Guatemala Newspaper Founder Sentenced To Six Years In Jail
A Guatemalan court on Wednesday sentenced the founder of a newspaper critical of the government to six years in prison on money-laundering charges, in a trial denounced by press freedom groups.
Judge Otto Valvert ruled that the sentence against Jose Ruben Zamora Marroquin cannot be commuted.
He also fined Zamora $37,500, the amount he is accused of having extorted from businessmen in exchange for not publishing damaging information about them in El Periodico, his newspaper shut down last month after nearly three decades in operation.
Both the prosecution, which had sought a jail term of 40 years, and Zamora said they would appeal.
Zamora, 66, denies the charges against him.
Prosecutors had sought a jail term of 40 years for Zamora, who on Wednesday accused the justice system of violating his rights and denounced President Alejandro Giammattei as "a thief."
Zamora has already been behind bars for nearly 11 months awaiting trial in a case media organizations say amounts to an attack on freedom of expression.
The trial is taking place amid a broader clampdown on government detractors in several spheres in the run up to presidential elections later this month.
He was arrested last July on charges of money laundering, blackmail and influence peddling, though found guilty only of the first accusation.
Arriving at court in handcuffs for sentencing, Zamora told reporters his wife Minayu Marroquin had left Guatemala on Tuesday for fear of being arrested herself, joining their exiled son in the United States.
Zamora says the money he is accused of extorting came from the sale of a work of art to finance the newspaper, dragged into financial straits by his arrest.
Zamora, who has won international awards for his paper's investigative journalism, accuses Giammattei and Attorney General Consuelo Porras of trying to silence him for bringing government corruption to light.
Human Rights Watch Americas head Juanita Goebertus, on a visit to Guatemala last week, said: "We have documented how they are about to extinguish the independent press in this country."
Michael Greenspon of the Inter American Press Association last week denounced a "witch hunt" against El Periodico.
The United States has also expressed concern, with State Department spokesman Ned Price stating in March: "Criminalizing the work of journalists and civil society undermines democratic norms and respect for freedom of expression."
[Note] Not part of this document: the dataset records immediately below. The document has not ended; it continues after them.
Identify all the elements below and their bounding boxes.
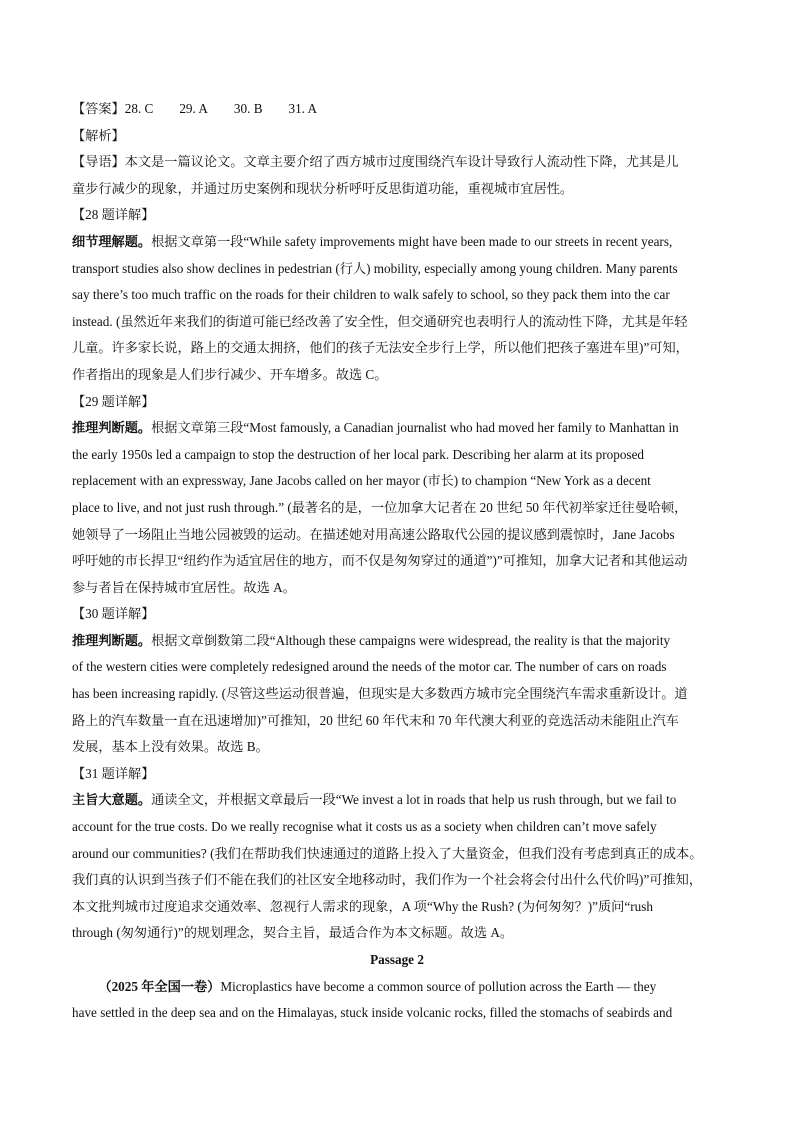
q31-header: 【31 题详解】 [72, 765, 155, 781]
q31-line: 主旨大意题。通读全文，并根据文章最后一段“We invest a lot in roads that help us rush through, but we fail to [72, 792, 677, 808]
q28-header: 【28 题详解】 [72, 207, 155, 223]
q29-line: 推理判断题。根据文章第三段“Most famously, a Canadian journalist who had moved her family to Manhattan in [72, 420, 679, 436]
q31-type: 主旨大意题。 [72, 792, 152, 808]
q30-line: of the western cities were completely redesigned around the needs of the motor car. The number of cars on roads [72, 659, 667, 675]
q28-line: 细节理解题。根据文章第一段“While safety improvements might have been made to our streets in recent years, [72, 233, 673, 249]
q30-type: 推理判断题。 [72, 632, 152, 648]
intro-label: 【导语】 [72, 154, 125, 170]
q29-line: 呼吁她的市长捍卫“纽约作为适宜居住的地方，而不仅是匆匆穿过的通道”)”可推知，加拿大记者和其他运动 [72, 553, 688, 569]
answer-item: 31. A [288, 101, 318, 116]
q30-header: 【30 题详解】 [72, 606, 155, 622]
q30-line: 发展，基本上没有效果。故选 B。 [72, 739, 269, 755]
passage-source: （2025 年全国一卷） [98, 978, 221, 994]
passage-line: have settled in the deep sea and on the Himalayas, stuck inside volcanic rocks, filled the stomachs of seabirds and [72, 1005, 673, 1021]
q31-line: through (匆匆通行)”的规划理念，契合主旨，最适合作为本文标题。故选 A。 [72, 925, 514, 941]
intro-line: 【导语】本文是一篇议论文。文章主要介绍了西方城市过度围绕汽车设计导致行人流动性下降，尤其是儿 [72, 154, 679, 170]
q30-line: has been increasing rapidly. (尽管这些运动很普遍，但现实是大多数西方城市完全围绕汽车需求重新设计。道 [72, 686, 688, 702]
answer-item: 28. C [124, 101, 154, 116]
q29-type: 推理判断题。 [72, 420, 152, 436]
passage-line: （2025 年全国一卷）Microplastics have become a common source of pollution across the Earth — they [98, 978, 657, 994]
answer-item: 30. B [233, 101, 263, 116]
q29-line: 参与者旨在保持城市宜居性。故选 A。 [72, 579, 296, 595]
q29-header: 【29 题详解】 [72, 393, 155, 409]
q31-line: 我们真的认识到当孩子们不能在我们的社区安全地移动时，我们作为一个社会将会付出什么代价吗)”可推知， [72, 872, 703, 888]
answer-label: 【答案】 [72, 101, 125, 116]
q29-line: the early 1950s led a campaign to stop the destruction of her local park. Describing her alarm at its proposed [72, 446, 645, 462]
q28-type: 细节理解题。 [72, 233, 152, 249]
intro-line: 童步行减少的现象，并通过历史案例和现状分析呼吁反思街道功能，重视城市宜居性。 [72, 180, 574, 196]
q31-line: around our communities? (我们在帮助我们快速通过的道路上投入了大量资金，但我们没有考虑到真正的成本。 [72, 845, 703, 861]
analysis-heading: 【解析】 [72, 127, 125, 143]
q29-line: place to live, and not just rush through.” (最著名的是，一位加拿大记者在 20 世纪 50 年代初举家迁往曼哈顿， [72, 499, 688, 515]
passage-title: Passage 2 [370, 952, 424, 967]
q28-line: instead. (虽然近年来我们的街道可能已经改善了安全性，但交通研究也表明行人的流动性下降，尤其是年轻 [72, 313, 688, 329]
q29-line: 她领导了一场阻止当地公园被毁的运动。在描述她对用高速公路取代公园的提议感到震惊时，Jane Jacobs [72, 526, 675, 542]
answer-item: 29. A [179, 101, 208, 116]
q30-line: 推理判断题。根据文章倒数第二段“Although these campaigns were widespread, the reality is that the majority [72, 632, 671, 648]
q28-line: 儿童。许多家长说，路上的交通太拥挤，他们的孩子无法安全步行上学，所以他们把孩子塞进车里)”可知， [72, 340, 689, 356]
q30-line: 路上的汽车数量一直在迅速增加)”可推知，20 世纪 60 年代末和 70 年代澳大利亚的竞选活动未能阻止汽车 [72, 712, 679, 728]
q29-line: replacement with an expressway, Jane Jacobs called on her mayor (市长) to champion “New York as a decent [72, 473, 651, 489]
q31-line: account for the true costs. Do we really recognise what it costs us as a society when children can’t move safely [72, 819, 657, 835]
q28-line: say there’s too much traffic on the roads for their children to walk safely to school, so they pack them into the car [72, 287, 670, 303]
q28-line: transport studies also show declines in pedestrian (行人) mobility, especially among young children. Many parents [72, 260, 678, 276]
answer-line [72, 96, 722, 123]
q31-line: 本文批判城市过度追求交通效率、忽视行人需求的现象，A 项“Why the Rush? (为何匆匆？)”质问“rush [72, 898, 653, 914]
q28-line: 作者指出的现象是人们步行减少、开车增多。故选 C。 [72, 366, 388, 382]
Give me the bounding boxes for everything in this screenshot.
Washington has added Porras to a list of "corrupt actors" for hampering and then firing an anti-mafia prosecutor.
Founded in 1996, El Periodico closed last month, citing "criminal persecution and economic pressure." Its journalists and columnists are also under investigation and several have fled Guatemala.
It is not just the media under fire in the Central American country.
A number of former anti-corruption prosecutors have been arrested along with members of the International Commission Against Impunity in Guatemala (CICIG), a UN-backed entity that helped unearth several graft scandals.
It was closed by the government in 2019.
Many former prosecutors are in exile today, claiming to be the victims of persecution and revenge for the work they did.
The United Nations in January voiced "deep concern" over what it called threats, harassment and reprisals faced by justice officials and human rights defenders in the Central American country.
Edmond Mulet, a leading candidate ahead of June 25 presidential elections, recently told AFP he believed Guatemala was "slowly sliding into an authoritarian model."
"I'm not saying dictatorship for now, but yes, authoritarian, in the model of Nicaragua, for example," he said.
Guatemala's courts have disqualified the three top contenders in the presidential race.